To the extent that Albuquerque histories mention Max at all, it is generally in the telling of the story of what the newspapers of the time called “the Los Chavez riot”. It’s a key plot point in our Chinatown/Owens Valley narrative, as Hispanic farmers stood down the heavy equipment of the newly formed Middle Rio Grande Conservancy District. The district in these tellings represents the push toward modernity, digging new drainage ditches that forever reshaped the old acequia irrigation of the valley. Like Chinatown and the Owens Valley, much of the modern telling has a suspicious ring as the story is pressed into the service of the morality plays imposed on the past by our modern minds. But Max for sure comes off as a heroic character, leading the litigation aimed at stopping the district and trooping down from Albuquerque to Los Chavez the day of the “riot”.
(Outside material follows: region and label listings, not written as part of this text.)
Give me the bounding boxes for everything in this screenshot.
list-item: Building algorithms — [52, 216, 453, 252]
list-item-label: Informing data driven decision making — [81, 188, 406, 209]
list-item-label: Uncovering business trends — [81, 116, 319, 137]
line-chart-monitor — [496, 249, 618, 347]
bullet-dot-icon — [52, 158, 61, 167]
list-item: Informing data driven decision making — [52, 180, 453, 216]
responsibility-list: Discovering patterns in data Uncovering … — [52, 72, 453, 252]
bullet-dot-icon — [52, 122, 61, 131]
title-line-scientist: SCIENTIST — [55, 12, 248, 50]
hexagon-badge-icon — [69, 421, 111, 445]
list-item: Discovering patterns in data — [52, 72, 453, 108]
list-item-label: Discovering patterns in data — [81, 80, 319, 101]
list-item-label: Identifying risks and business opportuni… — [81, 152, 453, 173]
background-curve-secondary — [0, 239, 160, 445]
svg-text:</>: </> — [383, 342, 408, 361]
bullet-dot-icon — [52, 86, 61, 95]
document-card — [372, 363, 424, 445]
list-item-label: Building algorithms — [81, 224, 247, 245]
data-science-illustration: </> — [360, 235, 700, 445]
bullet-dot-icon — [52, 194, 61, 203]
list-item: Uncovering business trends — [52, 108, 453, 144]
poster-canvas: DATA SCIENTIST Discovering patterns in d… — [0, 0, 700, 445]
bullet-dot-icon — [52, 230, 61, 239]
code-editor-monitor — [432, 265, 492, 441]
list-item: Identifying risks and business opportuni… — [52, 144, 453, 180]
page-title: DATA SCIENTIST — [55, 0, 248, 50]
The Albuquerque Journal of June 4, 1930, describes the sweeping extent of the charges leveled against Max and his fellow travelers:

The defendants are charged with conspiracy to alienate the confidence of Indians of the Pueblos from the government as a result of speeches and talks they are alleged to have had with the pueblos of Santa Ana, Santo Domingo, Cochiti, Isleta, Sandia, and San Felipe.
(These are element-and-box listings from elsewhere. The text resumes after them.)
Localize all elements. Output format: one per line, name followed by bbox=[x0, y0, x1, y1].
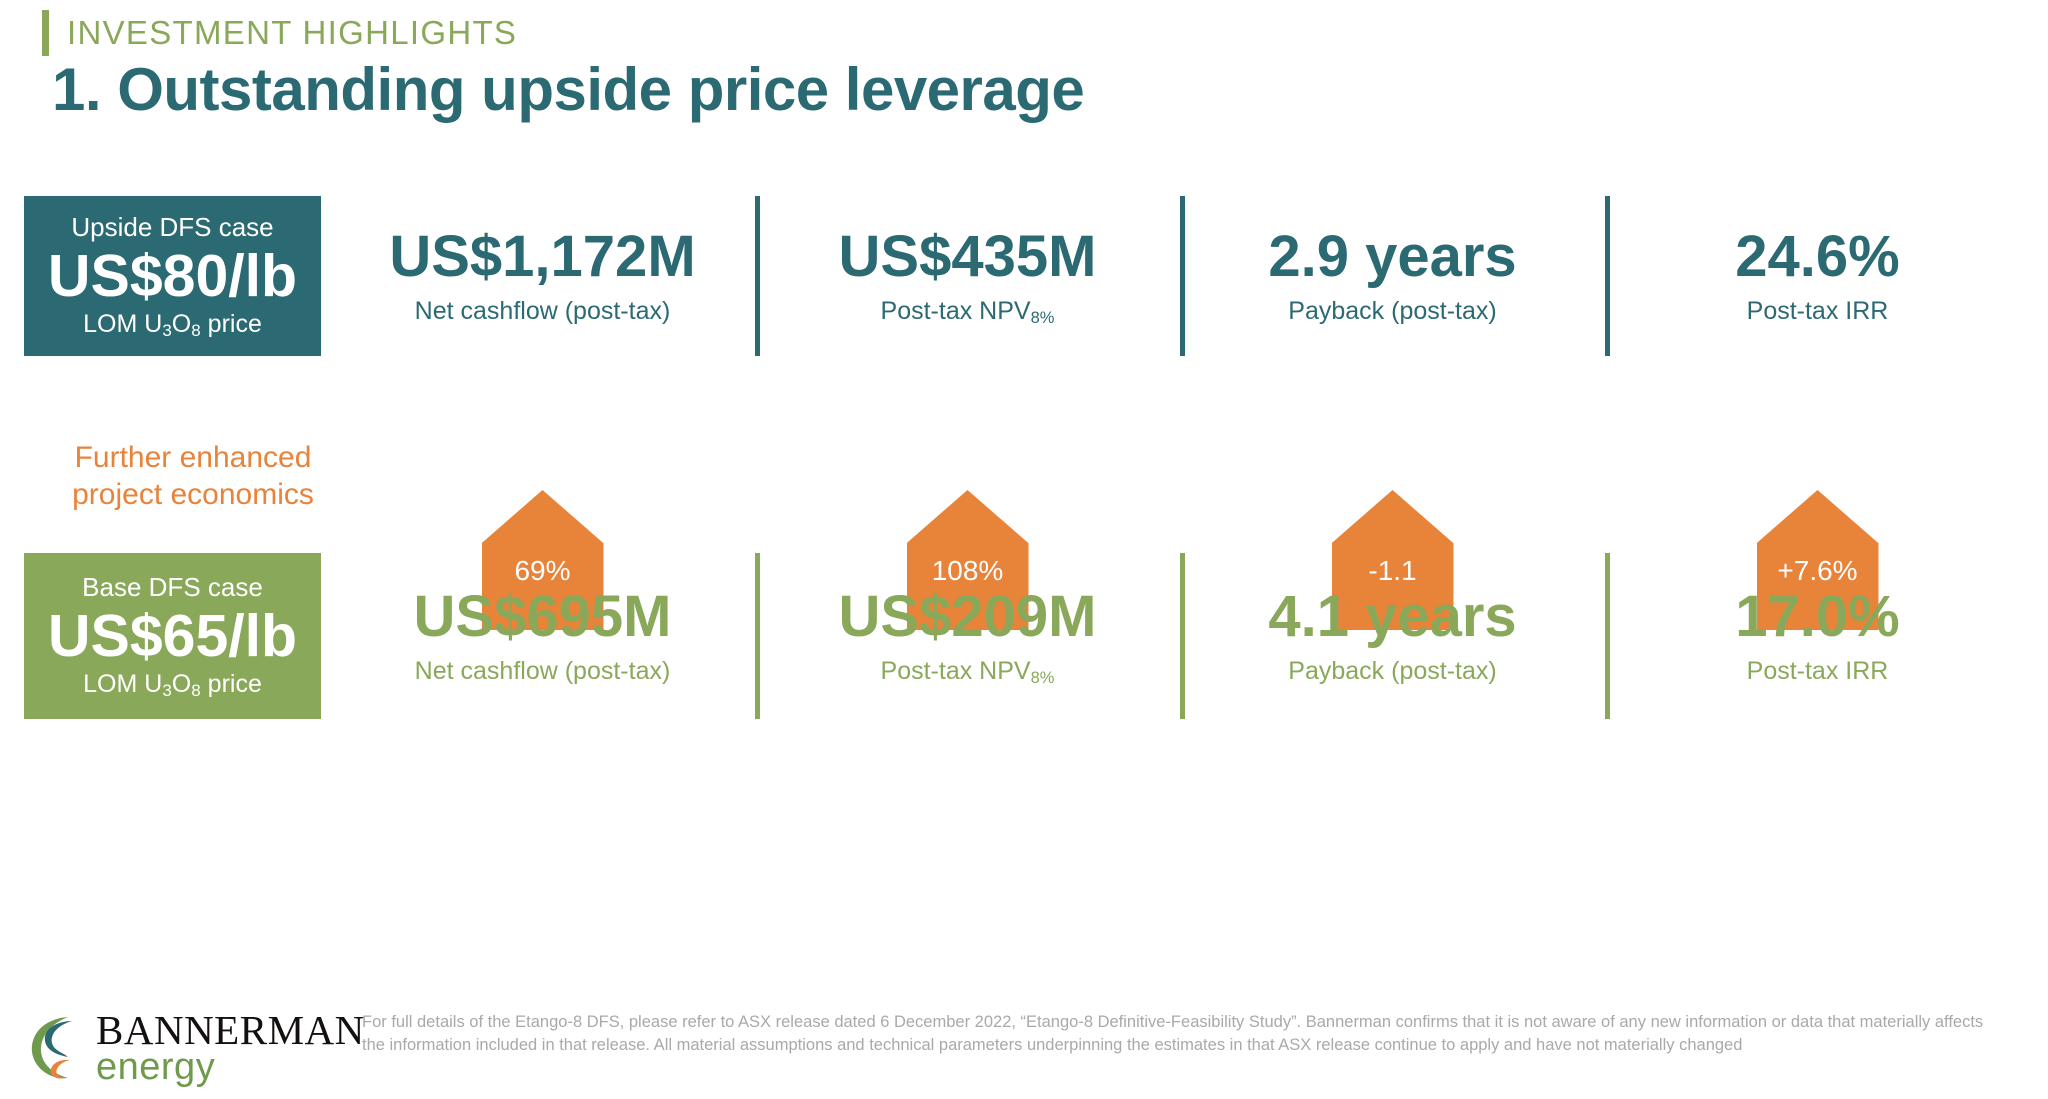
metric-label-text: Post-tax NPV bbox=[881, 657, 1031, 685]
metric-label-text: Net cashflow (post-tax) bbox=[415, 297, 671, 325]
base-case-price: US$65/lb bbox=[48, 603, 297, 669]
metric-label: Post-tax NPV8% bbox=[881, 298, 1055, 326]
upside-case-label: Upside DFS case bbox=[71, 213, 273, 242]
metric-label: Payback (post-tax) bbox=[1288, 658, 1496, 686]
upside-metrics-row: US$1,172M Net cashflow (post-tax) US$435… bbox=[330, 196, 2030, 356]
metric-value: 24.6% bbox=[1735, 227, 1899, 288]
metric-label-text: Net cashflow (post-tax) bbox=[415, 657, 671, 685]
metric-label: Net cashflow (post-tax) bbox=[415, 658, 671, 686]
upside-sub-prefix: LOM U bbox=[83, 310, 162, 338]
metric-label-text: Post-tax IRR bbox=[1747, 657, 1889, 685]
base-case-label: Base DFS case bbox=[82, 573, 263, 602]
upside-sub-3: 3 bbox=[162, 321, 171, 340]
uplift-caption: Further enhanced project economics bbox=[48, 440, 338, 513]
upside-case-box: Upside DFS case US$80/lb LOM U3O8 price bbox=[24, 196, 321, 356]
upside-case-price: US$80/lb bbox=[48, 243, 297, 309]
metric-value: US$1,172M bbox=[389, 227, 695, 288]
base-metrics-row: US$695M Net cashflow (post-tax) US$209M … bbox=[330, 553, 2030, 719]
metric-label: Post-tax IRR bbox=[1747, 658, 1889, 686]
metric-value: US$695M bbox=[414, 587, 672, 648]
metric-label: Post-tax IRR bbox=[1747, 298, 1889, 326]
base-metric-payback: 4.1 years Payback (post-tax) bbox=[1180, 553, 1605, 719]
disclaimer-text: For full details of the Etango-8 DFS, pl… bbox=[362, 1011, 1992, 1057]
bannerman-swirl-icon bbox=[28, 1008, 90, 1084]
base-metric-npv: US$209M Post-tax NPV8% bbox=[755, 553, 1180, 719]
bannerman-logo: BANNERMAN energy bbox=[28, 1002, 348, 1088]
metric-value: US$435M bbox=[839, 227, 1097, 288]
upside-metric-payback: 2.9 years Payback (post-tax) bbox=[1180, 196, 1605, 356]
logo-subwordmark: energy bbox=[96, 1046, 215, 1089]
upside-case-subtitle: LOM U3O8 price bbox=[83, 311, 262, 339]
metric-label-text: Payback (post-tax) bbox=[1288, 297, 1496, 325]
metric-label: Payback (post-tax) bbox=[1288, 298, 1496, 326]
metric-label-text: Payback (post-tax) bbox=[1288, 657, 1496, 685]
base-case-subtitle: LOM U3O8 price bbox=[83, 671, 262, 699]
metric-label-sub: 8% bbox=[1031, 309, 1055, 327]
metric-value: 17.0% bbox=[1735, 587, 1899, 648]
eyebrow-label: INVESTMENT HIGHLIGHTS bbox=[67, 14, 517, 52]
metric-label-text: Post-tax IRR bbox=[1747, 297, 1889, 325]
upside-sub-suffix: price bbox=[201, 310, 262, 338]
base-sub-3: 3 bbox=[162, 681, 171, 700]
upside-metric-npv: US$435M Post-tax NPV8% bbox=[755, 196, 1180, 356]
base-metric-net-cashflow: US$695M Net cashflow (post-tax) bbox=[330, 553, 755, 719]
upside-metric-irr: 24.6% Post-tax IRR bbox=[1605, 196, 2030, 356]
base-metric-irr: 17.0% Post-tax IRR bbox=[1605, 553, 2030, 719]
upside-metric-net-cashflow: US$1,172M Net cashflow (post-tax) bbox=[330, 196, 755, 356]
metric-label: Post-tax NPV8% bbox=[881, 658, 1055, 686]
base-case-box: Base DFS case US$65/lb LOM U3O8 price bbox=[24, 553, 321, 719]
eyebrow-accent-bar bbox=[42, 10, 49, 56]
metric-value: 4.1 years bbox=[1268, 587, 1516, 648]
base-sub-8: 8 bbox=[191, 681, 200, 700]
metric-label-text: Post-tax NPV bbox=[881, 297, 1031, 325]
base-sub-o: O bbox=[172, 670, 191, 698]
uplift-caption-line-1: Further enhanced bbox=[48, 440, 338, 477]
base-sub-suffix: price bbox=[201, 670, 262, 698]
eyebrow-heading: INVESTMENT HIGHLIGHTS bbox=[42, 10, 517, 56]
base-sub-prefix: LOM U bbox=[83, 670, 162, 698]
metric-value: 2.9 years bbox=[1268, 227, 1516, 288]
page-title: 1. Outstanding upside price leverage bbox=[52, 55, 1084, 124]
upside-sub-o: O bbox=[172, 310, 191, 338]
upside-sub-8: 8 bbox=[191, 321, 200, 340]
metric-label-sub: 8% bbox=[1031, 669, 1055, 687]
metric-label: Net cashflow (post-tax) bbox=[415, 298, 671, 326]
uplift-caption-line-2: project economics bbox=[48, 477, 338, 514]
metric-value: US$209M bbox=[839, 587, 1097, 648]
There remain questions in our minds about which side had guns the day of the Los Chavez riot. Further research needed.

The Rio Grande and the Making of a Modern American City

Some years ago, when I was invited to write an introductory essay for a water-themed issue of the Natural Resource Journal, I wrote this:

“Say you are in the country; in some high land of lakes. Take almost any path you please, and ten to one it carries you down in a dale, and leaves you there by a pool in the stream,” Herman Melville wrote in the opening chapter of Moby Dick. “There is magic in it.” It is always down – simple gravity and fluid mechanics mean water occupies a landscape’s lowest spot. It is also instructive. To learn about a new place, I’ve found, you can always start with its water.

And so I find myself, as I ponder my next book, in conversation with two smart friends about Max and the history of Albuquerque and the Rio Grande.